Still, as I said, it's healthier not to be pining, so I've developed a plan of action. I will, every single weekend, see the sights, be social, and enjoy the good things here. What matters is where I direct my focus and my focus should be forward. A backwards focus leads to that aforementioned pining, which is totally uncool. Do you think Blade has a backwards focus? Nuh-uh. No way. That dude is way too cool to pine.

So tomorrow I'm going to Beppu for the weekend, which is this cool little town on the eastern shore of the southernmost of the four main islands of Japan. That was a complicated description. Just click on the link, you'll see what I'm talking about. Anyway, it's famous for onsen (hot springs) and that's something I've been wanting to do since before I came to Japan, so I'm gonna bloody do it and I'm gonna bloody enjoy it.

As for the saga of the heater, there have been continued developments. Basically, my heater has continued to not really work. It goes on for about five to fifteen minutes, then shuts off and flashes lights at me. I've been told that when those lights flash in that particular combination and rhythm, that indicates that the seventh layer of Hell has been penetrated and-- wait, no, that's something completely different. It just means that it's shutting off for safety reasons. The question, then, is what reason and how can it be fixed.

So after a couple months of putting up with that nonsense, I asked the office to do something about it. They sent over a guy last night who basically took the lid off, banged the crap out of the regulator box outside with his wrench, put the lid back on, and called it fixed. Apparently not enough gas was getting through the pipes, so he had to force the pipes back into place so that the gas could flow properly. Thus the bang-bang-bang of the wrench on the pipes. Though at the time it looked more like a caveman toying with a bomb in the only way a caveman could: with violence.

Anyway, much to my surprise, it seemed to be working. I stood around for about an hour and the heater was still running. Hurray! I quickly scrambled to facebook and declared my victory. But alas, I was premature. After running for about two hours, the damn heater stopped again. I promptly curled into an angry, grumbly, little ball and went to sleep.

In the morning I tried it again. At first it was back to its normal five or ten minutes of working and then stopping. After a couple tries, it stayed on for another two hours of glory. But this time I was wary. I knew better. I eyed the machine and let it run, thinking it might stop on its own. But it didn't. It just kept going. I wondered if maybe it really was fixed and just happened to need a little time. So I did a stupid thing then and tried to change the temperature. It was actually getting hot in my room and I wanted to turn the thing down. Apparently "down" means "off," though, because the bloody thing stopped working altogether. It is now back to going on and then off again every five or so minutes and I am back to rage.

Seriously. I am not made for cold weather. Whoever decided I should be Canadian made a grave error.

The next step in this saga is to go retrieve a large kerosene space heater from another foreigner living in town.
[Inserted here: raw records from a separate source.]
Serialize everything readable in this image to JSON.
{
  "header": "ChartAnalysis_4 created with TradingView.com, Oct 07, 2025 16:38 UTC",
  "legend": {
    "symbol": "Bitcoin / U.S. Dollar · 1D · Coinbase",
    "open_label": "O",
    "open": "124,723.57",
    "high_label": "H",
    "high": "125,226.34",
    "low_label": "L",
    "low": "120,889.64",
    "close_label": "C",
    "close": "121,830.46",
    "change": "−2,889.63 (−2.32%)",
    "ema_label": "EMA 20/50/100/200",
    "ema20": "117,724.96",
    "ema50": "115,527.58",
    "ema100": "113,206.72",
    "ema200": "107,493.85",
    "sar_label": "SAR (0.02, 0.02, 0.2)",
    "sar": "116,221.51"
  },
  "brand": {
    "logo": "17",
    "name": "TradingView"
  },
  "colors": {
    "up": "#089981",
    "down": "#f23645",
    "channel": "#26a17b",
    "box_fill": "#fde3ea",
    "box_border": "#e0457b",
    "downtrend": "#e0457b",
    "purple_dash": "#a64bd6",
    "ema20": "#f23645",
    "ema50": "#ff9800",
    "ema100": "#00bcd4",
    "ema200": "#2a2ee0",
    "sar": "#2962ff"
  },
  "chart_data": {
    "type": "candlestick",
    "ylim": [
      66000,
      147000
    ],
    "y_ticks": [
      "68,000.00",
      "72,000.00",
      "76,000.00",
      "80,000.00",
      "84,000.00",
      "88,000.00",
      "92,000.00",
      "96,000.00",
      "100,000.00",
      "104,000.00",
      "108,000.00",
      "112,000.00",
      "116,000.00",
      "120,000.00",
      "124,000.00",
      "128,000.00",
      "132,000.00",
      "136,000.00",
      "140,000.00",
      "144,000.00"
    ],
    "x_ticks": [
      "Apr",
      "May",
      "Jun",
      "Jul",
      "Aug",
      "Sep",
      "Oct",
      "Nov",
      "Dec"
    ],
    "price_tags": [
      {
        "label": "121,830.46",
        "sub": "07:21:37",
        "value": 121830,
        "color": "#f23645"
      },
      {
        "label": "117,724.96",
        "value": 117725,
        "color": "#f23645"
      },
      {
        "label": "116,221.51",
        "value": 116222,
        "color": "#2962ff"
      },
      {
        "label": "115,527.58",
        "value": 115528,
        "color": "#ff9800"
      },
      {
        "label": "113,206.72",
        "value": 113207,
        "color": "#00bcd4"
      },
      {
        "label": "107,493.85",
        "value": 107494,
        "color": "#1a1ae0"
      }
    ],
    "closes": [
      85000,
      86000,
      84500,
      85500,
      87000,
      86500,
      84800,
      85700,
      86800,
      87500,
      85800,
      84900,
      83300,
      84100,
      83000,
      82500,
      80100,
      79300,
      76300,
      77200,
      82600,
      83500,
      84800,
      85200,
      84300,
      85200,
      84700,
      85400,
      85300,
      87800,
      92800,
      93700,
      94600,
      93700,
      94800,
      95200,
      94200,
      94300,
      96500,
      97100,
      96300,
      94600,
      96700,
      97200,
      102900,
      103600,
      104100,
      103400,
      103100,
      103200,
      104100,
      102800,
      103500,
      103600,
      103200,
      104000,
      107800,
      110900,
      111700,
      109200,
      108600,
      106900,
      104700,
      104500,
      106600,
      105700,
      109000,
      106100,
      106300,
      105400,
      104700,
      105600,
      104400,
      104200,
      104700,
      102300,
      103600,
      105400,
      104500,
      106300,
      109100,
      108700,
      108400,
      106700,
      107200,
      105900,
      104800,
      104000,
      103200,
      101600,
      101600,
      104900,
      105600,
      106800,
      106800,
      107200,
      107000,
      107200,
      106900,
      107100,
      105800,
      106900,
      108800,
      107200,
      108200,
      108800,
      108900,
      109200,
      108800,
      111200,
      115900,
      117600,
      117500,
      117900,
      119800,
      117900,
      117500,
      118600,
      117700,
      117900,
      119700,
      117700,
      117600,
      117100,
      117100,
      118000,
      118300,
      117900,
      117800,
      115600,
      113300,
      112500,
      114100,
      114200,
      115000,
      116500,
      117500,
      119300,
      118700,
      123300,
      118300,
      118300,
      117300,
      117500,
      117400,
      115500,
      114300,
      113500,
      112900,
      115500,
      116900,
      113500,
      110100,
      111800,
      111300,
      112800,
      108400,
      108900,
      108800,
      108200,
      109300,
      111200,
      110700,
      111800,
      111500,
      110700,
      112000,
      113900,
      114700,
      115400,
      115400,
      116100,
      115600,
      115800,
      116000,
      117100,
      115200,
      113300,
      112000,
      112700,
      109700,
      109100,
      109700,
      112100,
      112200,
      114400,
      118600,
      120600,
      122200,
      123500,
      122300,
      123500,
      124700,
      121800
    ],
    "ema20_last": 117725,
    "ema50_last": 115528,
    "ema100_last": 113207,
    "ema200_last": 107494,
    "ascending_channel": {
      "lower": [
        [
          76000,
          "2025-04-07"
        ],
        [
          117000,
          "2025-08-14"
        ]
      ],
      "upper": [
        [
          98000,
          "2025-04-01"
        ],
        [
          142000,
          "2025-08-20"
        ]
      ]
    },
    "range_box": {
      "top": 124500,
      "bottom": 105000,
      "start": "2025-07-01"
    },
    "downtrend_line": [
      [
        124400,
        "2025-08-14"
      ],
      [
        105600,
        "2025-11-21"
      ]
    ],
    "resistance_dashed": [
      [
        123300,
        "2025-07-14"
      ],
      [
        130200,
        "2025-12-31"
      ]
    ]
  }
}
I have approximately an hour and a half to accomplish this before I go to class and then to sleep and then to class again and then to Beppu. In other words, I have an hour and a half to accomplish this. The office has given up on my heater. It's fifteen years old and a piece of shit and they know it. The best they can now offer is a consolation prize of a heater that is probably going to be even more of a pain in the ass.

Why is that? Because the thing about kerosene heaters is that you can't just run them. You can't leave them on while you're sleeping and you can't leave them on while you're out. And every hour or so, you have to air out the room, thus letting all the cold air back in. This is because kerosene is toxic and will KILL YOU if you don't. Also, I get to go through the fun of finding out where I can buy kerosene, how much I need to buy, and what kind I need to buy, all in Japanese. Yay! I love winter!

I'll let you know how the rest of this saga unfolds.